We are looking at our lifestyles and particularly trying to change our views on antibiotics and pesticides and reverse some of the mistakes we’ve made in the past, because generally our diversity of microbes in every country tested has gone down in the last 40 years. In the era before we had processed foods, before we had antibiotics, before we had these sterile caesarian section births we were much better off and studies in Africa from tribes that still live like we used to have much healthier microbes. We’ve got a long way to get back to our healthy roots.
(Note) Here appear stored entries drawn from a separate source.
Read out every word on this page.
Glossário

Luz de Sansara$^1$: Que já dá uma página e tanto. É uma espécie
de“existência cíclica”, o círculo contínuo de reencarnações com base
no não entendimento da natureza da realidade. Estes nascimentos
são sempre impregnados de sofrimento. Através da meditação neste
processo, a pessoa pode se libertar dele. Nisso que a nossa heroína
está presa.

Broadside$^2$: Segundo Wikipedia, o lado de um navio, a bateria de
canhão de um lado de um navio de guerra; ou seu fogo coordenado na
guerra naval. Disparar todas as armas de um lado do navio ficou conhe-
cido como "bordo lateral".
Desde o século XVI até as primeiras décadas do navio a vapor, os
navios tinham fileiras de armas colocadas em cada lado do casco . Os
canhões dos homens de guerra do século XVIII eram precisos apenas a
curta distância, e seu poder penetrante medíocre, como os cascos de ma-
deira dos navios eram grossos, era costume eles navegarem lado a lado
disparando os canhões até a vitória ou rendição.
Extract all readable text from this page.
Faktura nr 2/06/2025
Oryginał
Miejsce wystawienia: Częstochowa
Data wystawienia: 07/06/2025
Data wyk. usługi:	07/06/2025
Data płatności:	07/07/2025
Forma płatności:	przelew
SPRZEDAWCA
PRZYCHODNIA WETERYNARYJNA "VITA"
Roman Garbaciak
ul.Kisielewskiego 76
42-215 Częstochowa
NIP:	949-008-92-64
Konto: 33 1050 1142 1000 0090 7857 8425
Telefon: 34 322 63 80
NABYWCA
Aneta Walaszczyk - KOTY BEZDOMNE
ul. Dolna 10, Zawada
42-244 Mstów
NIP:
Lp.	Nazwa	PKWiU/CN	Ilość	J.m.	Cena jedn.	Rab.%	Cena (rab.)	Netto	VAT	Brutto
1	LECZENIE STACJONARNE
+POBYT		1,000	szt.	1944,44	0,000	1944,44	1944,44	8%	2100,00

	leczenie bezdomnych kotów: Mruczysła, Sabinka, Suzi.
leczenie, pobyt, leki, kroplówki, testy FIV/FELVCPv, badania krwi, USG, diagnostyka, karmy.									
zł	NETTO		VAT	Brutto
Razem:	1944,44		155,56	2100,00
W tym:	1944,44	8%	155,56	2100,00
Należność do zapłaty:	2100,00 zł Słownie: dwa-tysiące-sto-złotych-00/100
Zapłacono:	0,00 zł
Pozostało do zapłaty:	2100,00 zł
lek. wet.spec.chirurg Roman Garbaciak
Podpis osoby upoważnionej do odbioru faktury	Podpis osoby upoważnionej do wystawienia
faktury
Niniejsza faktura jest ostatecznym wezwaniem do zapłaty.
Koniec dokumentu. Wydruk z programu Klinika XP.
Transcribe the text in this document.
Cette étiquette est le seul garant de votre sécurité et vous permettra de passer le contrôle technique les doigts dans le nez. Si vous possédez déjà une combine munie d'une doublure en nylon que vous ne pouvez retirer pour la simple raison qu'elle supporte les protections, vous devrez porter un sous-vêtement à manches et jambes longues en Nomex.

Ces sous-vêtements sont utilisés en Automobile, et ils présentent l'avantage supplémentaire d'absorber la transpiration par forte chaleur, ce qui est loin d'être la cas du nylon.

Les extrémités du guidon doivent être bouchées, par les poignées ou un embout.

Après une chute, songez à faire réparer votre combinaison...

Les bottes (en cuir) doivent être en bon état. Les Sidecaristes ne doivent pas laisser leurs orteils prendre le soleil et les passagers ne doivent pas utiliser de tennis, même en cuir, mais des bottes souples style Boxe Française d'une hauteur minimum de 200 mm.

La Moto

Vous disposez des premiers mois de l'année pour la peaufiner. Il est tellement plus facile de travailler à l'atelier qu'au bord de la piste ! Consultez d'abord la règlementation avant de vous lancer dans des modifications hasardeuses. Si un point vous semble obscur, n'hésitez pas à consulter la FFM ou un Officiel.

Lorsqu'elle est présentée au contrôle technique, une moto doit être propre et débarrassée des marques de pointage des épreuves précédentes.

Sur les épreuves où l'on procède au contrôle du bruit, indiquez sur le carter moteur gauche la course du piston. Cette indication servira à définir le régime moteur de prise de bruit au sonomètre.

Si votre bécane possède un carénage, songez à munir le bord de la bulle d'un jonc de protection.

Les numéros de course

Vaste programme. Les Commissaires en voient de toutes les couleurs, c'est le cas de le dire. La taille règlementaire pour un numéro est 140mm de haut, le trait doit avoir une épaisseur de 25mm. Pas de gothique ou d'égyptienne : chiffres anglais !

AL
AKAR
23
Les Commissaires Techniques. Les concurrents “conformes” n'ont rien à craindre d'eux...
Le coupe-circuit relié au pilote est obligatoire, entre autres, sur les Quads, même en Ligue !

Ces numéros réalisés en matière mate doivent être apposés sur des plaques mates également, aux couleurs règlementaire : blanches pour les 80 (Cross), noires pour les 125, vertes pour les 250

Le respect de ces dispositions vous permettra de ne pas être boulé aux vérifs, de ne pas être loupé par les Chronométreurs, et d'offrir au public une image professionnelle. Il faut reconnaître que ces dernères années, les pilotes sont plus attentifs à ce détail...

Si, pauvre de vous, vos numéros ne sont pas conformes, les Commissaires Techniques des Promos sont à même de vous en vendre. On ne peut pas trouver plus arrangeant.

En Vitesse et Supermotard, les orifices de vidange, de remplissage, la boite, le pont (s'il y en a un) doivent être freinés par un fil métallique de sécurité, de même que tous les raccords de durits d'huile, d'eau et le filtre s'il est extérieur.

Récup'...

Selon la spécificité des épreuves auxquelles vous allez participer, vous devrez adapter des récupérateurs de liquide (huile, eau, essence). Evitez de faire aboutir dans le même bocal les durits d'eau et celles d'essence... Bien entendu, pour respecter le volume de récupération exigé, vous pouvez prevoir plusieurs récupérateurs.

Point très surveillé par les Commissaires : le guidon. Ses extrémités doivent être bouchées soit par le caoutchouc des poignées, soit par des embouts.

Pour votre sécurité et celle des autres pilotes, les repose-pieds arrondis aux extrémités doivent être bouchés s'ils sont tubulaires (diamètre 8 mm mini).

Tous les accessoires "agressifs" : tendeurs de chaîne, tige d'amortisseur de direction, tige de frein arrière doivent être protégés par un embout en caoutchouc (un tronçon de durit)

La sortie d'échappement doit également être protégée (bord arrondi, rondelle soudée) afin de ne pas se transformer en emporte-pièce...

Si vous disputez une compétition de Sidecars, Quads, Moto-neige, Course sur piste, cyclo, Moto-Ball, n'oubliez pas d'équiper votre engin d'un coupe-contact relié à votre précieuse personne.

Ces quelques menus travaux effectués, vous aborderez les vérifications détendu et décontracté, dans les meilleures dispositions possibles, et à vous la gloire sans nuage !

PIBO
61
The big question is – how do we get back some of the microbes we’ve lost? When we compare ourselves to the hunter-gatherers in, say, Tanzania we’ve lost about 40% of our microbes. They have many species that we no longer have in the West. One way is to start reintroducing them, like early farming. We could start farming them up and see if we can introduce them back into humans, get them back as part of our chain. We don’t know if that’s going to be successful or not, but we know that very often rather than having zero amount inside us, we may have very small amounts inside us of some beneficial ones that we can grow up. We use prebiotics for that, ‘prebiotic’ is a term like a fertilize of your microbes. So by giving them more to eat and working out which microbes like to eat which food we can start to stimulate them and get them to grow. It could be a combination of giving some of these seeds from these beneficial microbes that are no longer with us, which’d we call probiotics. Because probiotic is alive microbe that you might think of normally in yogurt, or kefir, or some sauerkraut, fermented foods having those plus a high-fiber diet that’s created to try and boost these numbers of these rare microbes.

I think, we are at the very early stages of understanding this. But we do know that some foods you can improve microbes quite a lot. So I think, it’s a mixture, but also it’s changing our lifestyles, it’s saying: “You know we have to stop using antibiotics indiscriminately, we have to stop unnecessary cesarean sections, we have to stop our indoor living, we have to reconnect with nature in order to get full benefit of microbes”. Having a dog, for example, is healthy for your microbes and so we should all be stroking dogs and going to farms. And things much more interesting: not cats, just dogs that seems to be so. A lifestyle for our kids, it’s different from the one we’ve been brought up. We let them get dirty, get them playing outdoors, get them eating more vegetables, less processed foods and go back to nature.